Some people might think that people in prisons deserve to be there. As in, they’ve committed crimes and belong in prison and, well, some of the worst criminals are not even worthy of forgiveness. How can we learn to forgive?
The usual view of religion is that there's a creator, that the world is made by a superior being, that I'm the product of a superior being, and therefore the superior being is the boss. I'm not being rude about that, there's nothing wrong with that, it's one view of the world.
My Jesuit priest friend, whom I have nice discussions with, I asked him, by definition, “What is a sin?” And he said, "By definition, a sin is doing what God said you shouldn't do.

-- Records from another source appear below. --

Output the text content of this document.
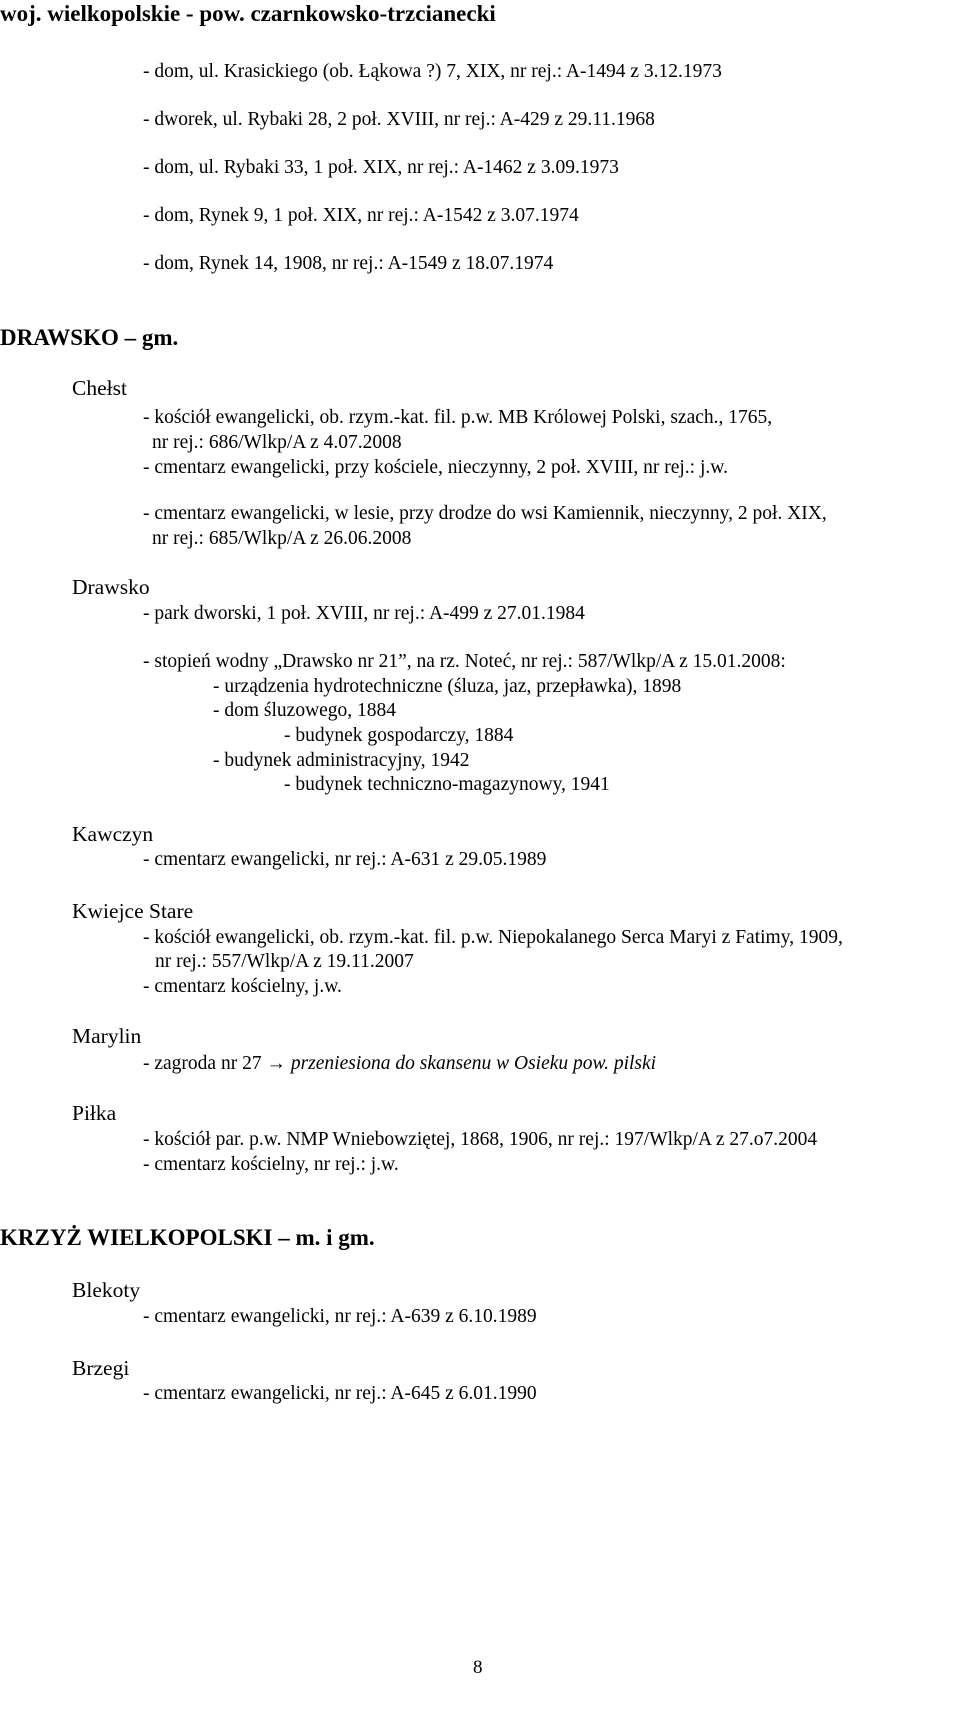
woj. wielkopolskie - pow. czarnkowsko-trzcianecki
- dom, ul. Krasickiego (ob. Łąkowa ?) 7, XIX, nr rej.: A-1494 z 3.12.1973
- dworek, ul. Rybaki 28, 2 poł. XVIII, nr rej.: A-429 z 29.11.1968
- dom, ul. Rybaki 33, 1 poł. XIX, nr rej.: A-1462 z 3.09.1973
- dom, Rynek 9, 1 poł. XIX, nr rej.: A-1542 z 3.07.1974
- dom, Rynek 14, 1908, nr rej.: A-1549 z 18.07.1974
DRAWSKO – gm.
Chełst
- kościół ewangelicki, ob. rzym.-kat. fil. p.w. MB Królowej Polski, szach., 1765,
nr rej.: 686/Wlkp/A z 4.07.2008
- cmentarz ewangelicki, przy kościele, nieczynny, 2 poł. XVIII, nr rej.: j.w.
- cmentarz ewangelicki, w lesie, przy drodze do wsi Kamiennik, nieczynny, 2 poł. XIX,
nr rej.: 685/Wlkp/A z 26.06.2008
Drawsko
- park dworski, 1 poł. XVIII, nr rej.: A-499 z 27.01.1984
- stopień wodny „Drawsko nr 21”, na rz. Noteć, nr rej.: 587/Wlkp/A z 15.01.2008:
- urządzenia hydrotechniczne (śluza, jaz, przepławka), 1898
- dom śluzowego, 1884
- budynek gospodarczy, 1884
- budynek administracyjny, 1942
- budynek techniczno-magazynowy, 1941
Kawczyn
- cmentarz ewangelicki, nr rej.: A-631 z 29.05.1989
Kwiejce Stare
- kościół ewangelicki, ob. rzym.-kat. fil. p.w. Niepokalanego Serca Maryi z Fatimy, 1909,
nr rej.: 557/Wlkp/A z 19.11.2007
- cmentarz kościelny, j.w.
Marylin
- zagroda nr 27 → przeniesiona do skansenu w Osieku pow. pilski
Piłka
- kościół par. p.w. NMP Wniebowziętej, 1868, 1906, nr rej.: 197/Wlkp/A z 27.o7.2004
- cmentarz kościelny, nr rej.: j.w.
KRZYŻ WIELKOPOLSKI – m. i gm.
Blekoty
- cmentarz ewangelicki, nr rej.: A-639 z 6.10.1989
Brzegi
- cmentarz ewangelicki, nr rej.: A-645 z 6.01.1990
8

Going against the will of God." So, I think that's the view we have of doing “bad things.” In my mother's house when I was a little girl, and mommy says, "Don't do that," and when I say, "Why not?" we know her answer: "Because I say so." So, we have this dualistic view of good and bad.
There’s this idea that when you do a naughty thing, to be purified of it, you have to be forgiven by the person you harmed. But that's not the Buddha's view at all. So, people often ask where forgiveness is in Buddhism?
Well, the Buddhist view is based on compassion, which is based on the understanding of karma. The Buddha is saying that every sentient being comes into this world fully programmed with our own tendencies and our own experiences.
Everything we think or do or say brings consequences to ourselves. There's no punisher in Buddhism. There's no rewarder, there's no dualistic concept like that. Therefore, the process of changing yourself is that you first have to recognize that you're sick of suffering, and that's why you have to stop killing, lying, and stealing.
Then you have compassion for those you harmed, and you even have compassion for those who've harmed you, because you know they're going to suffer in the future. Then, of course, on the basis of compassion for them, that includes forgiveness. Of course it does, it would come naturally. So, it's a different kind of approach, on a different basis.
If you had one thing to convey to someone who does not know much about Buddhism what would it be?
The thing that I find amazing about the Buddha, this amazing human being coming out of an extraordinary tradition, delving deep into his own mind, is that he is saying that the final goal for humans, that he achieved, is to rid the mind of all the rubbish. Now this is an insane concept. If I go to a therapist and I ask for techniques to get rid of all ego, all fears, all anger, all attachment, all jealousy, I'd be considered mentally ill!
It's a shocking concept, utterly radical, but because it's framed in nice religious words, we don't hear it. But this is what Buddha's saying. So, for me this is immensely empowering that I'm not stuck with the irony of ego. The irony of ego is that we come into this life addicted to our misery, addicted to negativity, addicted to unhappiness. That's our trouble. But what I hear Buddha saying is that they're not at the core of my being. Anger, attachment, neuroses are not at the core of my being. The goodness is, the virtue is, the intelligence is. So, when we hear that, it can give courage, it can give inspiration, that we can change. We can change, and I have to do the changing.
Dear Venerable Robina, thank you so much for this powerful wisdom and the encouragement to take control of our own lives!